此时谢珩不露痕迹丢了那蛇,朝姜令檀伸手,却见她单薄的肩膀轻轻瑟缩避开。
这好像……有些嫌弃他摸过蛇的手?
竹林,顿时陷入了死寂中。
趺坐地上的少女,瞧着乖顺胆小,实则有着幼兽般那种涉世未深的倔强。
谢珩忽然觉得有趣,他垂眸从袖中掏出一块雪白的帕子,慢条斯理擦净指尖后。
再次俯身,朝她伸手。
“不怕。”他声音很轻,透着宛若珠华般的清冽。
这分外熟悉嗓音?
姜令檀错愕,还未反应过来,就被人轻飘飘拉着,从地上站了起来。
竹林幽深,簌簌风声。
谢珩见她站稳,十分守礼往后方退了一步,音色不觉含了几分淡笑。
“好巧。”
“姑娘今日也来寺中上香。

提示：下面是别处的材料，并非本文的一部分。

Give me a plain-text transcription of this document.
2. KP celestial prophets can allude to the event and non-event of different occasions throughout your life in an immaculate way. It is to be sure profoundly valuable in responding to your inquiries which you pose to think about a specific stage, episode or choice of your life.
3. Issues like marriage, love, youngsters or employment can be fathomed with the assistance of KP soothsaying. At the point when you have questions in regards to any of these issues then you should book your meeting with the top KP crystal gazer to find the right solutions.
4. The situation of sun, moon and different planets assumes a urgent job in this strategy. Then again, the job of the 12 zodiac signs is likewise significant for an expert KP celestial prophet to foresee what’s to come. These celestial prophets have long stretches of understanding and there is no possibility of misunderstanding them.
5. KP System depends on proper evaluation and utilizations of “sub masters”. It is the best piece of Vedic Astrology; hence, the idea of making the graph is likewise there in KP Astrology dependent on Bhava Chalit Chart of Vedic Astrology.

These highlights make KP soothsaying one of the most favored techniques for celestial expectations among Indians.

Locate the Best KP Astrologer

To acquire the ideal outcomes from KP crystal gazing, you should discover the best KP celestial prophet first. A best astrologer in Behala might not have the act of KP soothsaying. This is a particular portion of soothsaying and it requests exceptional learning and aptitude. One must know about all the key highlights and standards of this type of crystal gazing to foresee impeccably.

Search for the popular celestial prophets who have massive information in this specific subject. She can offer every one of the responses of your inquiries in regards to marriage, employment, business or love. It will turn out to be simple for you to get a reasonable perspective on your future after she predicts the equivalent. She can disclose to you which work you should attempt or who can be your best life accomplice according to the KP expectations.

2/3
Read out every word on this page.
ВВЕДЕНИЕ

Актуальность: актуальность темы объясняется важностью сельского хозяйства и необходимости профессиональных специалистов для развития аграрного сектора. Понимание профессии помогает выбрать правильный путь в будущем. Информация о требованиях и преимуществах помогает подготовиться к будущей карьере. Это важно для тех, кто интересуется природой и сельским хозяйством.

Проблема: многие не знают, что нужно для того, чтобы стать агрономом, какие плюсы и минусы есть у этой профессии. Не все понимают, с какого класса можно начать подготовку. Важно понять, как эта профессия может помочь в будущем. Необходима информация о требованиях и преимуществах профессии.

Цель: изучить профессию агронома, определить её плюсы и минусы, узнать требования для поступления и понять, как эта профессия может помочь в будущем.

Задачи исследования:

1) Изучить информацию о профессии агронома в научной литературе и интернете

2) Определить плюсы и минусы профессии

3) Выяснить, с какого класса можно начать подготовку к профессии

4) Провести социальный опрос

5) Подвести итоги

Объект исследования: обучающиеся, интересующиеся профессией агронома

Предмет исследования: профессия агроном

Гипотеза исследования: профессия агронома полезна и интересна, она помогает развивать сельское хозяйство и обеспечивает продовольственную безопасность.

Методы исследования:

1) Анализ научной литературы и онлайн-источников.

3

”
姜令檀却像被那话语烫到一般,下垂的指尖猛地一缩,她没想到自己会在观音禅寺,再次与传言中十分神秘的太子殿下相遇。
“臣女,给殿下请安。”她纤长眼睫低低垂着,不敢抬眸,指尖微颤在半空中慢慢比划。
“免了。”谢珩颔首,尾音漫不经心。
姜令檀抿了抿唇,却感觉到太子目光落在她霜白荏弱的侧颈上,更是透着一缕意味不明深意,莫名令她感到紧张。
“姑娘侧颈受伤了。”
“那蛇瞧着青翠欲滴,倒像是剧毒之物。”
随着太子话音落下瞬间,姜令檀也不知是不是错觉,她觉得雪颈侧边皮肤痛得如被火灼烧了,浑身力气似乎也逐渐被抽离。
她惊惶抬眸,想要问些什么。
却撞进眼前男人那双深邃得瞧不出半丝情绪的凤眸,清隽俊雅,黑沉无垢,像是被水墨浸透了。
山风如林,云穿雨畔。
浮光落在太子殿下红衣玉带的侧影上,跃出细碎的金辉,贵若美玉。
唯有宝相花纹的绛红宽袖下,骨节秀致匀称的手掌,经脉微浮,握着一柄牙雕小扇犹那白玉映沙,挑不出半丝瑕疵。